Josh Estep struggled to finish his first race.
Estep was in the Air Force and stationed in Florida in 2011 when he signed up for a 10k.
“The last couple of miles I was huffing and puffing and pouring sweat,” he said. “I thought anyone who runs more than 10k — you’re crazy. Anything more than that, you’re going to die.”
The 31-year-old Alexandria, Virginia, resident has come a long way since then. He has run dozens of races around the world, and is working his way through an impressive feat: completing a marathon in all 50 U.S. states, all seven continents and the six world majors.
Estep’s running career may not have had a stellar start, but his first winded 10k led him to try another race, the Spartan Race, when he relocated to Joint Base Andrews. And while he admits he was “110 percent fatigued” at the end of the race, the running bug bit him … hard.
“It was something inside me that changed that day,” he said. “I found out it’s not improbable or impossible [to compete in races] … I’m going to persevere.”
As of early February, Estep has completed marathons in 43 U.S. states as well as races on three continents. And in case that weren’t enough, he runs ultra-marathons, too. Overall, he has competed in 58 marathons and ultra races.

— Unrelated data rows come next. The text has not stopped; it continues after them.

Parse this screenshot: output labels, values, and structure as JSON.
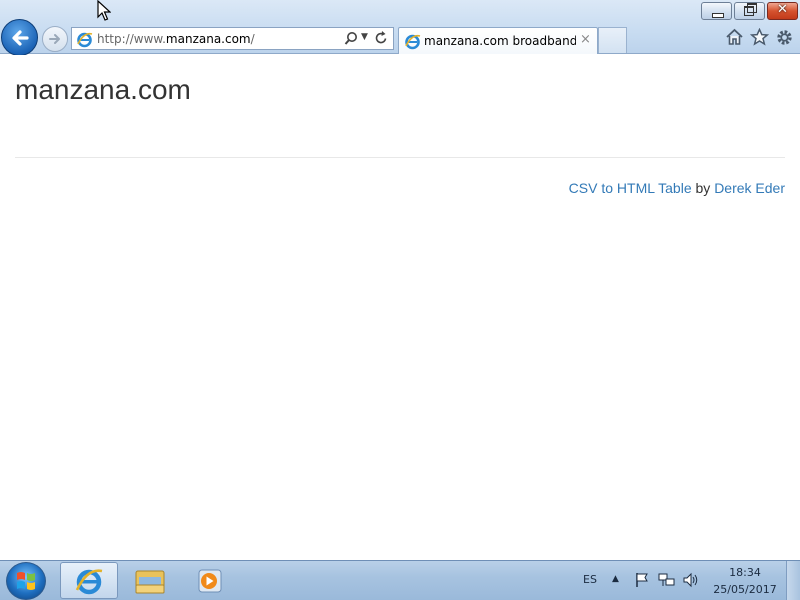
{
  "browser": {
    "address": {
      "prefix": "http://www.",
      "host": "manzana.com",
      "suffix": "/"
    },
    "tabs": [
      {
        "label": "manzana.com broadband ..."
      }
    ],
    "tab_close": "×",
    "window_close": "✕"
  },
  "page": {
    "title": "manzana.com",
    "footer": {
      "link1": "CSV to HTML Table",
      "by": "by",
      "link2": "Derek Eder"
    }
  },
  "taskbar": {
    "language": "ES",
    "time": "18:34",
    "date": "25/05/2017"
  },
  "colors": {
    "link": "#337ab7",
    "title_text": "#333333",
    "taskbar": "#a7c3e0"
  }
}
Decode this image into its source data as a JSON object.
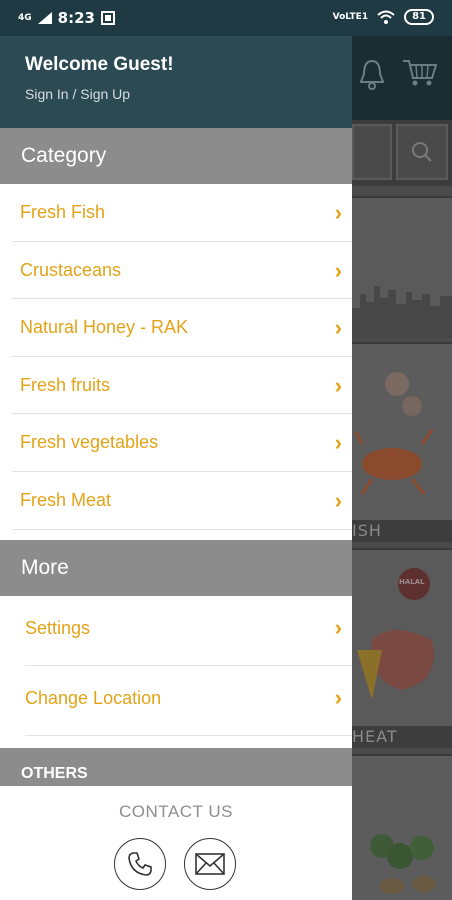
{
  "status_bar": {
    "network_left": "4G",
    "time": "8:23",
    "network_right": "VoLTE1"
  },
  "battery": "81",
  "drawer": {
    "welcome": "Welcome Guest!",
    "signin": "Sign In / Sign Up",
    "category_title": "Category",
    "categories": [
      {
        "label": "Fresh Fish"
      },
      {
        "label": "Crustaceans"
      },
      {
        "label": "Natural Honey - RAK"
      },
      {
        "label": "Fresh fruits"
      },
      {
        "label": "Fresh vegetables"
      },
      {
        "label": "Fresh Meat"
      }
    ],
    "more_title": "More",
    "more_items": [
      {
        "label": "Settings"
      },
      {
        "label": "Change Location"
      }
    ],
    "others_title": "OTHERS"
  },
  "contact": {
    "title": "CONTACT US"
  },
  "background": {
    "tiles": [
      {
        "label": "ISH"
      },
      {
        "label": "HEAT"
      }
    ],
    "halal_label": "HALAL"
  },
  "colors": {
    "accent": "#e3a317",
    "header": "#2b4a53",
    "section": "#8c8c8c"
  }
}
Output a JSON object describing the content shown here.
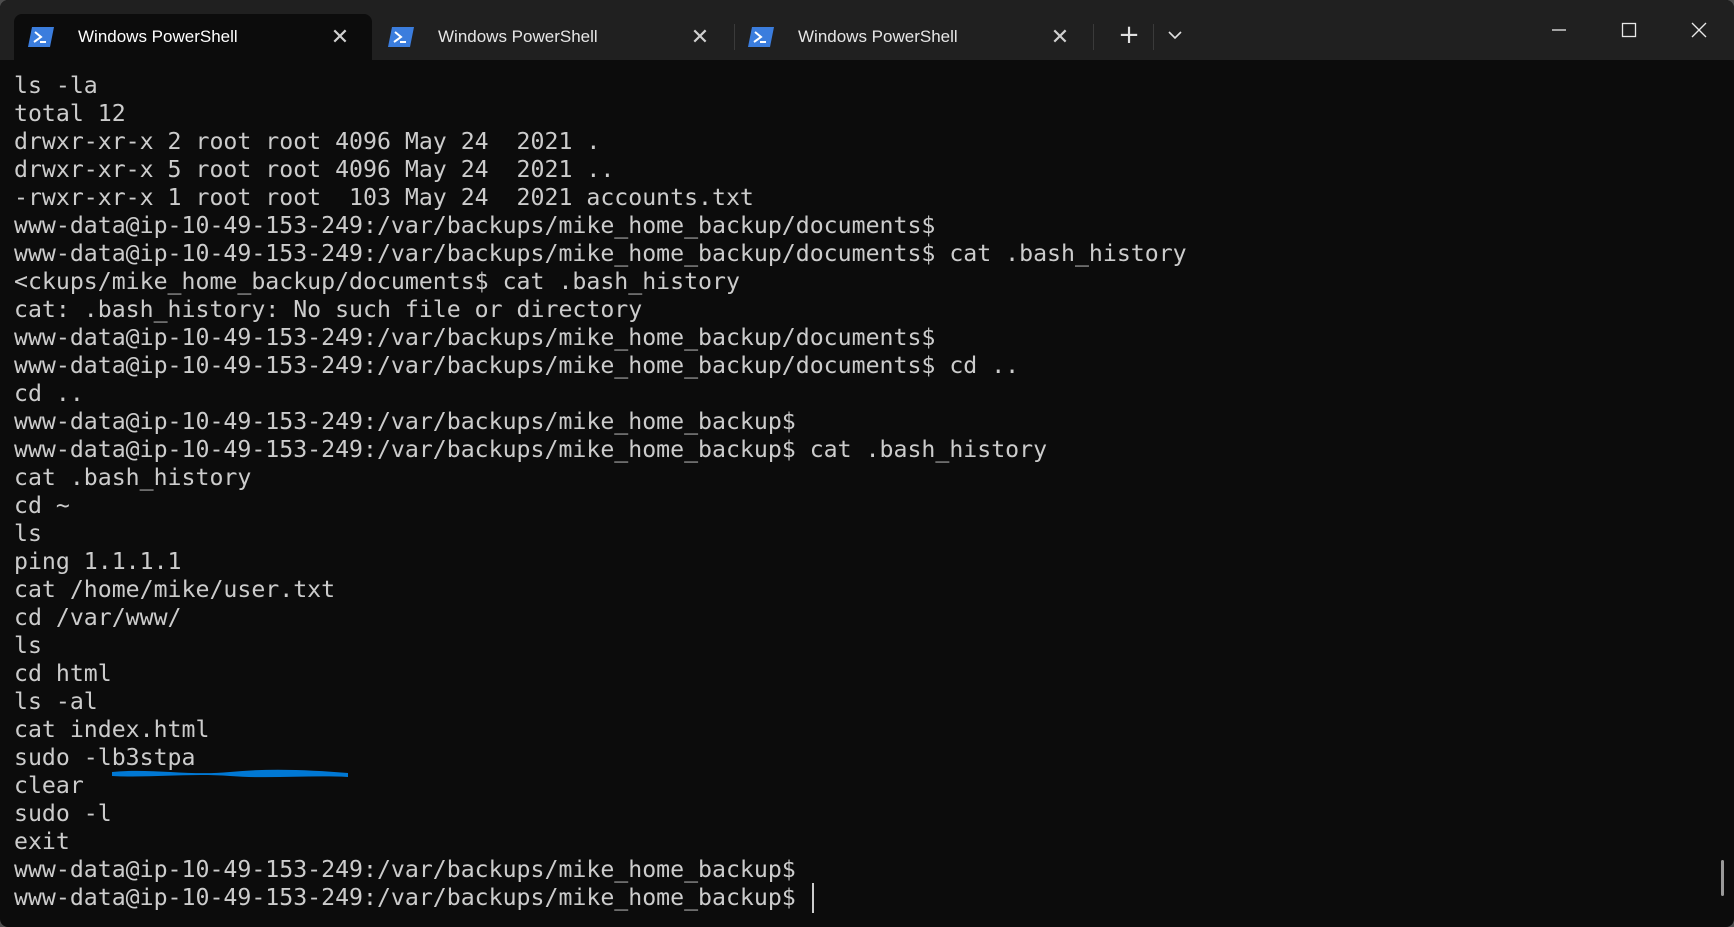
{
  "window": {
    "tabs": [
      {
        "title": "Windows PowerShell",
        "active": true
      },
      {
        "title": "Windows PowerShell",
        "active": false
      },
      {
        "title": "Windows PowerShell",
        "active": false
      }
    ],
    "new_tab_glyph": "+",
    "dropdown_icon": "chevron-down-icon",
    "tab_icon": "powershell-icon",
    "close_glyph": "✕"
  },
  "terminal": {
    "lines": [
      "ls -la",
      "total 12",
      "drwxr-xr-x 2 root root 4096 May 24  2021 .",
      "drwxr-xr-x 5 root root 4096 May 24  2021 ..",
      "-rwxr-xr-x 1 root root  103 May 24  2021 accounts.txt",
      "www-data@ip-10-49-153-249:/var/backups/mike_home_backup/documents$",
      "www-data@ip-10-49-153-249:/var/backups/mike_home_backup/documents$ cat .bash_history",
      "<ckups/mike_home_backup/documents$ cat .bash_history",
      "cat: .bash_history: No such file or directory",
      "www-data@ip-10-49-153-249:/var/backups/mike_home_backup/documents$",
      "www-data@ip-10-49-153-249:/var/backups/mike_home_backup/documents$ cd ..",
      "cd ..",
      "www-data@ip-10-49-153-249:/var/backups/mike_home_backup$",
      "www-data@ip-10-49-153-249:/var/backups/mike_home_backup$ cat .bash_history",
      "cat .bash_history",
      "cd ~",
      "ls",
      "ping 1.1.1.1",
      "cat /home/mike/user.txt",
      "cd /var/www/",
      "ls",
      "cd html",
      "ls -al",
      "cat index.html",
      "sudo -lb3stpa",
      "clear",
      "sudo -l",
      "exit",
      "www-data@ip-10-49-153-249:/var/backups/mike_home_backup$",
      "www-data@ip-10-49-153-249:/var/backups/mike_home_backup$ "
    ]
  },
  "colors": {
    "background": "#0c0c0c",
    "titlebar": "#202020",
    "text": "#cccccc",
    "redaction": "#0078d4",
    "powershell_icon": "#3b7ddd"
  }
}
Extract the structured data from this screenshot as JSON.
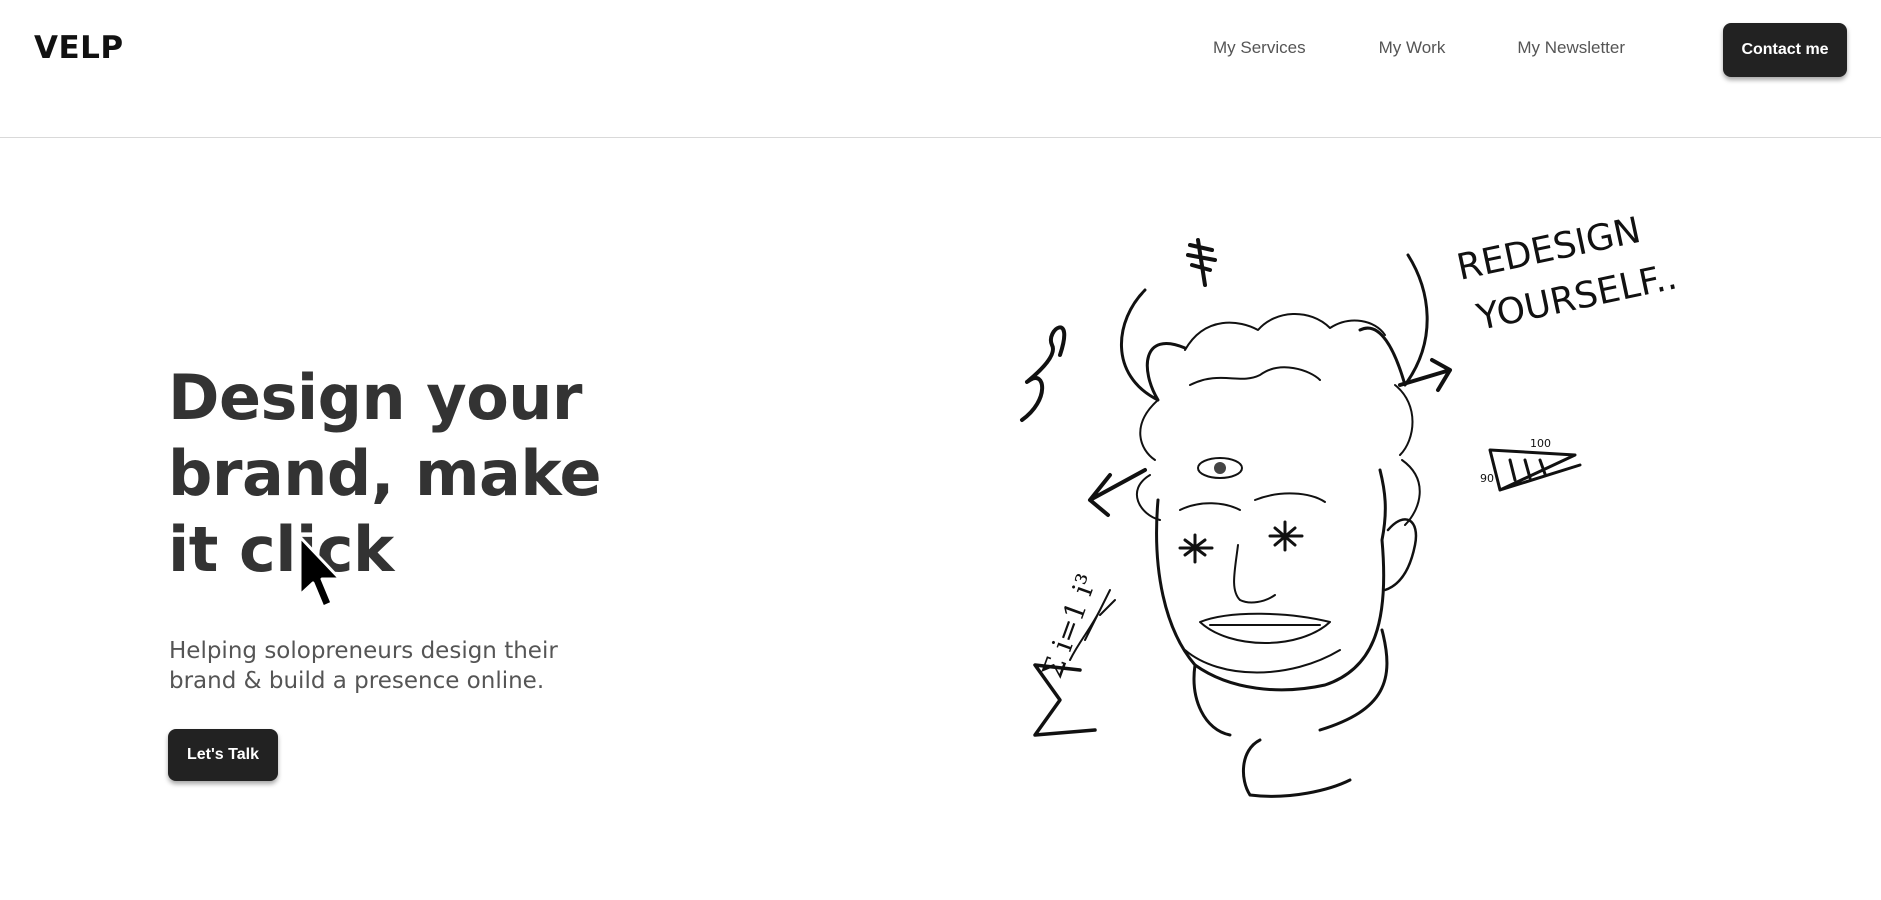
{
  "header": {
    "logo": "VELP",
    "nav": [
      {
        "label": "My Services"
      },
      {
        "label": "My Work"
      },
      {
        "label": "My Newsletter"
      }
    ],
    "contact_label": "Contact me"
  },
  "hero": {
    "title": "Design your brand, make it click",
    "subtitle": "Helping solopreneurs design their brand & build a presence online.",
    "cta_label": "Let's Talk"
  },
  "illustration": {
    "handwritten_text_line1": "REDESIGN",
    "handwritten_text_line2": "YOURSELF..",
    "triangle_label_top": "100",
    "triangle_label_side": "90",
    "formula": "Σ i=1 i³"
  },
  "colors": {
    "button_bg": "#222222",
    "button_text": "#ffffff",
    "text_primary": "#333333",
    "text_secondary": "#555555",
    "divider": "#d9d9d9"
  }
}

Training for that many races can be a full-time job. But even Estep’s true full-time job as an Arlington County police officer can be a demanding and physical job in its own right.
His 10.5-hour evening and overnight shifts can quickly turn into 14 hours if cases are complex or paperwork stacks up. So Estep works to get just the right amount of mileage in before work to guarantee he’s training properly while not exhausting himself.
“My goal is that if I can get 5-8 miles in on a work day before my shift starts. I have to wake myself up a little early to do that — I know I’m going to be a little bit tired, but I’m going to feel better,” he said. “As a police officer, you can’t be tired — you can’t be behind the ball — you have to be on your A game, so it can be tough.”
His Arlington County Police Department patrol supervisor, Sgt. Don Fortunato said the department supports and encourages him in his goal — but that doesn’t mean his co-workers aren’t a little baffled by his choices.
“When he first told me about [his running goals]. I looked at him with a little bit of bewilderment, like, ‘you’re going to do what?'” Fortunato said.
Still Estep’s dedication is admirable as well as his perseverance to follow through with his goals, Fortunato said: ”It’s just nothing short of amazing.”
And his ambition shows in his police work, too, Fortunato said.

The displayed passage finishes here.